O sr. B.B. Underwood nunca tinha escrito de forma mais amarga, pouco se importando se anúncios ou assinaturas fossem
cancelados. (Mas as coisas não funcionavam assim em Maycomb: o sr. Underwood podia esbravejar até ficar rouco e
escrever o que bem entendesse que continuaria com seus anunciantes e assinantes. Se ele queria fazer papel de bobo no jornal,
o problema era dele.) No editorial, o sr. Underwood não falou em descalabros da justiça, escreveu de maneira que até as
crianças pudessem entender. Disse apenas que era um pecado matar um aleijado, não importava se ele estivesse de pé, sentado
ou fugindo. Comparou a morte de Tom à matança cruel de pássaros canoros pelos caçadores e pelos meninos e os leitores de
Maycomb acharam que ele queria fazer um editorial poético para ser republicado no Montgomery Advertiser.
Quando li o editorial do sr. Underwood, fiquei pensando: como assim, matança cruel? Tom teve direito a um processo de
acordo com os ditames da lei até o dia de sua morte; teve um julgamento público e foi condenado por doze homens sensatos e
direitos; meu pai lutou por ele o tempo todo. Então, entendi o que o sr. Underwood queria dizer: Atticus lançou mão de todos
os meios ao alcance dos homens livres para salvar Tom Robinson, mas no tribunal secreto do coração dos homens, ele não
tinha chance. Tom era um homem morto no momento em que Mayella Ewell abriu a boca e gritou.
O nome Ewell me causava um enjoo imediato. Maycomb não perdeu em saber a opinião do sr. Ewell sobre a morte de
Tom e transmiti-la através do verdadeiro Canal da Mancha da fofoca que era a srta.
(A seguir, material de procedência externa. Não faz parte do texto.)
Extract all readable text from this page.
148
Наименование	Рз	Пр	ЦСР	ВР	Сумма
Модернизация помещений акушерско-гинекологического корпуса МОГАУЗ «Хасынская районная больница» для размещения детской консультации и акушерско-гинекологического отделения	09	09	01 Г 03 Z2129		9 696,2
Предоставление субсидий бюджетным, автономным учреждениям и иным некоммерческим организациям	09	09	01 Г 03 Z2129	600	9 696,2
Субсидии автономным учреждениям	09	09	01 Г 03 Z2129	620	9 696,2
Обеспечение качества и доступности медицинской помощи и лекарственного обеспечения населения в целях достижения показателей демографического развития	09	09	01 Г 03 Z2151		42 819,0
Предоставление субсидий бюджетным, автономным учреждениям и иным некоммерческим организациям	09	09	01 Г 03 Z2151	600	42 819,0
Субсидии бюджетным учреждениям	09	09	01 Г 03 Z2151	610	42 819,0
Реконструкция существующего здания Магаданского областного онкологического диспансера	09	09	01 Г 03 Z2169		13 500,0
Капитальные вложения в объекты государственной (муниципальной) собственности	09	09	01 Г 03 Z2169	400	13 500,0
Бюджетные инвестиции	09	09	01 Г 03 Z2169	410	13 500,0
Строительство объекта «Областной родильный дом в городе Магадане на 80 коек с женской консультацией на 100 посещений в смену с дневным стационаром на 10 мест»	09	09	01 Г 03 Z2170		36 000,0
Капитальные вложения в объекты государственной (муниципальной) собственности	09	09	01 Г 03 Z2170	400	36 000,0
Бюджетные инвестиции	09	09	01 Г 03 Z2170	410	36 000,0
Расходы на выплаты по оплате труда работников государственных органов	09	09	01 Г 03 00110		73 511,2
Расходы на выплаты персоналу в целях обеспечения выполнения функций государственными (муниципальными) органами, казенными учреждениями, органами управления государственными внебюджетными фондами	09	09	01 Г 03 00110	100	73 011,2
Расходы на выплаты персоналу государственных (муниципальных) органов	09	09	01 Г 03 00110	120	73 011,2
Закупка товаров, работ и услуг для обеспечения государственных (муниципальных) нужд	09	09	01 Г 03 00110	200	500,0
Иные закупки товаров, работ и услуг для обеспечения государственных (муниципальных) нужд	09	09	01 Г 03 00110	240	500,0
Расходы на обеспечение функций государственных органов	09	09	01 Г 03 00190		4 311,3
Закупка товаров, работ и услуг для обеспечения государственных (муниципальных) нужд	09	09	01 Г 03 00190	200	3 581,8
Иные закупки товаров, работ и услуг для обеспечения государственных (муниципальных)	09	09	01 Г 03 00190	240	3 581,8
Stephanie Crawford. Ela disse à tia
Alexandra, na presença de Jem (“Ora, ele já tem idade para ouvir isso”), que o sr. Ewell tinha dito que um já estava morto,
agora só faltavam dois. Jem disse para eu não ter medo, que as ameaças do o sr. Ewell eram papo-furado. Também disse que
se eu dissesse uma palavra daquilo a Atticus, se Atticus ficasse sabendo que eu sabia, ele nunca mais falava comigo.
ontinua página 173...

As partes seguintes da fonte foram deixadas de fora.